A foto de Lucélia Santos no ônibus e a ojeriza patética ao transporte público no Brasil
“O Brasil é o único país que conheço em que andar de ônibus é politicamente incorreto! Vai entender…”.
Lucélia Santos merecia uma estátua. A atriz foi fotografada num coletivo no Rio de Janeiro. O fã postou a foto numa rede social. Ela começou a circular loucamente, junto com especulações acerca da carreira da atriz.
Lucélia estaria pobre, desempregada, passando fome, drogada, bebendo demais, morando de favor, enfim, numa draga — só isso explica uma pessoa famosa, ou ex-famosa, pegar um ônibus, que é claramente coisa de pobre.
Ela respondeu à falsa polêmica com uma série de frases em sua conta no Twitter:
. “Isso porque os ônibus aqui e transportes coletivos, de um modo geral, são precários e ordinários, o que mostra total desrespeito à população!”
. “Em qualquer país civilizado, educado e organizado, é o contrário. As pessoas dão prioridade a transportes coletivos para proteger o meio ambiente”.
. “Os governos deveriam investir em transportes decentes para a população, com conforto e dignidade, e depois pretender fazer discursos”.
. “A imprensa deveria usar sua inteligência para divulgar campanhas para os transportes públicos coletivos de primeira grandeza”.
. “Terminando: o Brasil deveria ler mais, se instruir mais, desejar mais e sair da burrice de consumo idiota e descartável que lhe dá carros!”
Não disse uma bobagem. Uma. A reação à imagem de Lucélia veio, principalmente, dos milhares de jecas que se locupletam no transporte público quando viajam para o exterior e, de volta ao Brasil, não compram cigarro na padaria sem pegar o carro.
É um vício. Semana passada, num programa da rádio Bandeirantes, de manhã, a dupla de apresentadores comentava sobre algum assunto quando a jornalista fez um aparte. Obsequiosa, como se estivesse pedindo desculpas por um crime, ela contou que pegou um metrô, em São Paulo, e foi ótimo. Soava como uma confissão seguida de um arrependimento. Ora, o metrô de São Paulo, apesar da extensão de rede exígua, é bom. Limpo, rápido, eficiente. Os ônibus funcionam razoavelmente bem.
Por que a surpresa com Lucélia? Porque o transporte público está relegado a um papel secundário e é estigmatizado. A primeira providência que uma pessoa que deixou de ser pé-rapado toma é comprar um carro e cuspir em quem anda de buzum. Quem já pegou metrô em Nova York, Londres, Paris etc deve ter visto atores, atrizes, políticos no vagão.
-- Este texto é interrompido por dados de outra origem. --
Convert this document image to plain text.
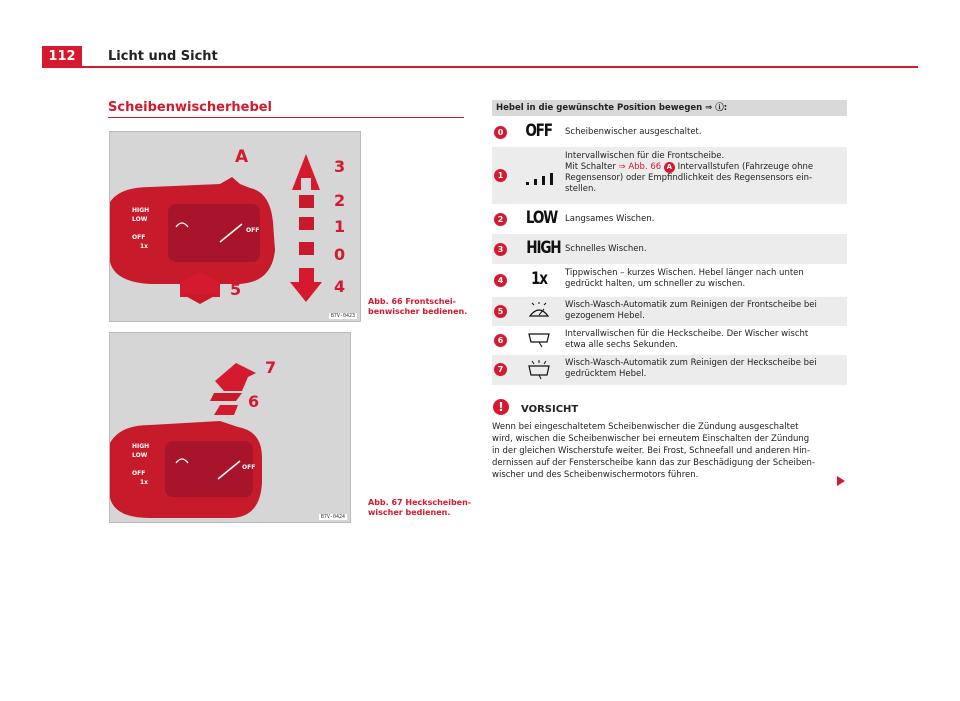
112	Licht und Sicht
Scheibenwischerhebel
A	3
2
1
0
5	4
HIGH
LOW
OFF
1x
OFF
B7V-0423
Abb. 66 Frontschei-
benwischer bedienen.
7
6
HIGH
LOW
OFF
1x
OFF
B7V-0424
Abb. 67 Heckscheiben-
wischer bedienen.
Hebel in die gewünschte Position bewegen ⇒ ⓘ:
0 OFF	Scheibenwischer ausgeschaltet.
1
Intervallwischen für die Frontscheibe.
Mit Schalter ⇒ Abb. 66 A Intervallstufen (Fahrzeuge ohne
Regensensor) oder Empfindlichkeit des Regensensors ein-
stellen.
2 LOW Langsames Wischen.
3 HIGH Schnelles Wischen.
4	1x	Tippwischen – kurzes Wischen. Hebel länger nach unten
gedrückt halten, um schneller zu wischen.
5
Wisch-Wasch-Automatik zum Reinigen der Frontscheibe bei
gezogenem Hebel.
6
Intervallwischen für die Heckscheibe. Der Wischer wischt
etwa alle sechs Sekunden.
7
Wisch-Wasch-Automatik zum Reinigen der Heckscheibe bei
gedrücktem Hebel.
!	VORSICHT
Wenn bei eingeschaltetem Scheibenwischer die Zündung ausgeschaltet
wird, wischen die Scheibenwischer bei erneutem Einschalten der Zündung
in der gleichen Wischerstufe weiter. Bei Frost, Schneefall und anderen Hin-
dernissen auf der Fensterscheibe kann das zur Beschädigung der Scheiben-
wischer und des Scheibenwischermotors führen.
Os premiês britânicos Tony Blair e David Cameron foram fotografados inúmeras vezes sentados, numa boa, lendo seu jornal. O ex-prefeito de Nova York, Michael Bloomberg, também. Lembrando que Bloomberg é milionário.
Você vai falar que é demagogia. Provavelmente eles preferissem, mesmo, se locomover num Jaguar com motorista de luvas pretas. Mas e daí? Estão dando um exemplo, um recado fundamental, para a população. No Brasil, qual foi o último prefeito de cidade grande que utilizou transporte público para ir ao trabalho? E governador? Nenhum. O sujeito se elege e, junto com o pacote de benesses, vem a vantagem de nunca mais ter de olhar na cara de um cobrador pelo resto da vida.
Lucélia Santos deu uma amostra de civilidade. Escrava Isaura para presidente.